Önemli bir şey oldu, Suat Gönülay’ın Ben Yaşarım adlı albümü yayınlandı. Epeydir, çizgi romandan da çizgili dergilerden uzak bir hayat sürdürüyordu. Oysa geriye dönüp bakılırsa, özellikle doksanlı yıllarda Türkiye’nin en popüler çizgi romancısıydı. Kolay eksilmeyen bir enerjisi vardı, çarpıcı hikâyeler anlatıyordu. Zamanının dışında kalmayı biliyordu, pathosu, coşkusu ve huzursuzluğu nedeniyle kendi kuşağından bütünüyle ayrılıyordu. Sonra, ‘film başa sardı’ ve ‘çizer çizerin kurdudur’, ondan olmalı, küskünlükle dergilerden uzaklaştı Gönülay, başka ufuklara yelken açtı. Neredeyse on yıldır adamakıllı bir şey çizmeyip pat diye ortaya çıkması, albümdeki son söze bakılırsa, albümlerin devamını getirecek olması… Bakın işte bunlar iyi haberler…
1991 yılında çıkan Hayatım Roman-Baltalar Elimizde (Joker Yayınları) albümünde yer alan dört hikâye (Gönülay iki tane dese de) yeniden değerlendirilmiş. Bu hikâyelerden biri olan Ben Yaşarım, hem albüme isim olmuş, hem de düstur olarak tasarımı belirlemiş, raison d'être’si olmuş çalışmanın. Bu tekrar kullanımlardan bir başkasını, Pişmanlıklar Lokantası’nı, kendi adıma Türkçe edebiyatın en iyi hikâyelerden biri sayarım; hiç yoktan gözyaşının histeriye ve onulmaz bir ıstıraba dönüşmesinin absürd bir dille resmedildiği benzersiz bir anlatıdır.
Gönülay, asıl olarak güvensizliğin hikâyecisidir; onun karakterleri ya birbirlerine güvenmezler ya da karşılıklı güvenin var olabileceği bir temel zaten yoktur. Buna göre hayatın çarkları öyle bir işler ki, eğer sağlam adımlar atmazsan yarı yolda kalırsın, ‘yürüyenler’ seni geride bırakarak yola devam ederler. İnsanlar bir arzu toplumunda yaşarlar; muhtaçtırlar, hep bir başkasının yerlerine ikame edileceğini bildikleri için utanç duyarlar ve utançlarını bastırırcasına kolay öfkelenirler.
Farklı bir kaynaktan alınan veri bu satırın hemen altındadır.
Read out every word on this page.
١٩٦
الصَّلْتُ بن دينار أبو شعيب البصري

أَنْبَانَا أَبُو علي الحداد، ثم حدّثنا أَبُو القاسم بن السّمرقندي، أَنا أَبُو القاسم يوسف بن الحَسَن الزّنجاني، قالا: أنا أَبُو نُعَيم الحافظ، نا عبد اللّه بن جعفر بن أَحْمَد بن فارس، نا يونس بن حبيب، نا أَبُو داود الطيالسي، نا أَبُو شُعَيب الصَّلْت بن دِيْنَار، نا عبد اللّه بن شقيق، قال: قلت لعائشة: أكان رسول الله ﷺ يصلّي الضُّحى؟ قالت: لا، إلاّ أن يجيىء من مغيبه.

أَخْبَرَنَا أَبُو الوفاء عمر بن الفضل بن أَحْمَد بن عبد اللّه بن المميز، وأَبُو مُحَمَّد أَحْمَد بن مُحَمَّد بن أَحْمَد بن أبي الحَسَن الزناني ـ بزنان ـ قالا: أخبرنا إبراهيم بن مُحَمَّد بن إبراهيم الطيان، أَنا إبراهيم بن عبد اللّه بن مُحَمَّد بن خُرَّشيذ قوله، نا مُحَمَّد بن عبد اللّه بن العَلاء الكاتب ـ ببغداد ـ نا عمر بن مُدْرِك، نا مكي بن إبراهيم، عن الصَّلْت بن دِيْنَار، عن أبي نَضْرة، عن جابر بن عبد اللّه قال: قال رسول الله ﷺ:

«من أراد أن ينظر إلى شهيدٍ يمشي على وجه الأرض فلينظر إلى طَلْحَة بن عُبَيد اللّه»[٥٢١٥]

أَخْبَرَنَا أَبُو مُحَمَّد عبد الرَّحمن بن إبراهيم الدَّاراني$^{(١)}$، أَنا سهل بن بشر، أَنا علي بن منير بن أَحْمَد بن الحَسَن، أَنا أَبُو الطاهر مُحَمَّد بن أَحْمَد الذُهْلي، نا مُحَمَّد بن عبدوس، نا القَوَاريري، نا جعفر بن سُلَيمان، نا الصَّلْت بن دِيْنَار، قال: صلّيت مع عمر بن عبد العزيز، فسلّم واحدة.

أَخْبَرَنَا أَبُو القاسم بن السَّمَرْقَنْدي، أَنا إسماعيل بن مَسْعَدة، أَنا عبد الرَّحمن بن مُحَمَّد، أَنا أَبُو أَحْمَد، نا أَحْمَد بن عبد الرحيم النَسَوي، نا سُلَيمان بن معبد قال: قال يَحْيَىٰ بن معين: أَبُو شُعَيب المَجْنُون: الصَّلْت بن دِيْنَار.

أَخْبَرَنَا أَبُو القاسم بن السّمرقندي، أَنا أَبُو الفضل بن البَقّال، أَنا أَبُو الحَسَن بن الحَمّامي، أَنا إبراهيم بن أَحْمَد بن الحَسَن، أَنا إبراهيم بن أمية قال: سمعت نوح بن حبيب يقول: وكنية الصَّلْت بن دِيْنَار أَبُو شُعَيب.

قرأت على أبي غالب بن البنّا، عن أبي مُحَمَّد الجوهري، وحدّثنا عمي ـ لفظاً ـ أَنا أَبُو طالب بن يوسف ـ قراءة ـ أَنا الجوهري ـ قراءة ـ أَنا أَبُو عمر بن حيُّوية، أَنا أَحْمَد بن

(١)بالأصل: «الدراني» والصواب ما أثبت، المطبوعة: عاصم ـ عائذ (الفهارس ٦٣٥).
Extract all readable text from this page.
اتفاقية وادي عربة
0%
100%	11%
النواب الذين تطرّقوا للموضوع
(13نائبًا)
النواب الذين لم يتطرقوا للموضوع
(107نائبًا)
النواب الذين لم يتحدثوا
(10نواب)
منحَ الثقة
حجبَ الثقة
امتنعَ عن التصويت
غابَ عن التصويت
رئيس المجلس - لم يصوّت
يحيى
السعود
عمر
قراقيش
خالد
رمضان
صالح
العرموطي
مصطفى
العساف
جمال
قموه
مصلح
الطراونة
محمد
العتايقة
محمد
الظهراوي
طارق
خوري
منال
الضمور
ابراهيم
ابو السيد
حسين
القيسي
Yalanları, sadakatsizlikleri ve saf kötülük taşıyan halleri kendilerin korumak içindir. Birdenbire çözülüp ağladıklarına, insani özlerini hatırladıklarına şahit oluruz, biliriz ki hepsi geçicidir. Hayatın asal rutini alçaklıktır. Acıma hissi geçicidir, sahici değildir. İyiliğe dair her şey yok olmaya mahkûmdur. Garip bir biçimde hemen hiçbir karakterin geçmişi yoktur; hep yeni olana özlem duyarlar, zengin olmak, sınıf atlamak, takdir görmek veya alkışlanmak isterler. Sonu gelmez bir oluş (becoming) hali içinde yaşarlar. Değişmek, fethetmek, dünyayı yerinden oynatmak, yırtmak ya da ne dersek diyelim hepsi başkalaşma arzusu adına bir tür yolculuğa çıkarlar. Hiçbiri kendiyle yetinmemektedir, öyle ki yetinen, perhizci olan, saf kalabilenler, diğerlerinin hedefi haline gelir. Gönülay, aptallık ölçüsünde masum olan bir kadını, çocuğu ya da bir vicdan sahibini hikâye evrenine katarak hem bu vahşi hayatı hem de kontrastı komikleştirir. Mizah dergilerinde sık rastlanan cinselliğin ve cinsel açlığın her sorunun payandası olduğuna ilişkin yorum, Gönülay’da yok değildir ama güvensizlik, arzu ya da tamamlanamayan benlik hali kadar birincil önemde olmamıştır.
3 yorum:
yazık. Üzüldüm öncelikle tek bir yorum olmamsına. Sonra da burada öğrendiğim sanatçıyı daha önceden bilemeyişime. Kültürümüzün kara kışı geçmek bilmiyor. yazı için elinize sağlık.
Suat gönülay listemde bir numaradır. Kendine özgü hikayeciliği ve çizgisiyle.
Suat Gönülay, çizgi romancı olarak hikayeciliği ve çizerliği ile bir numaradır bence.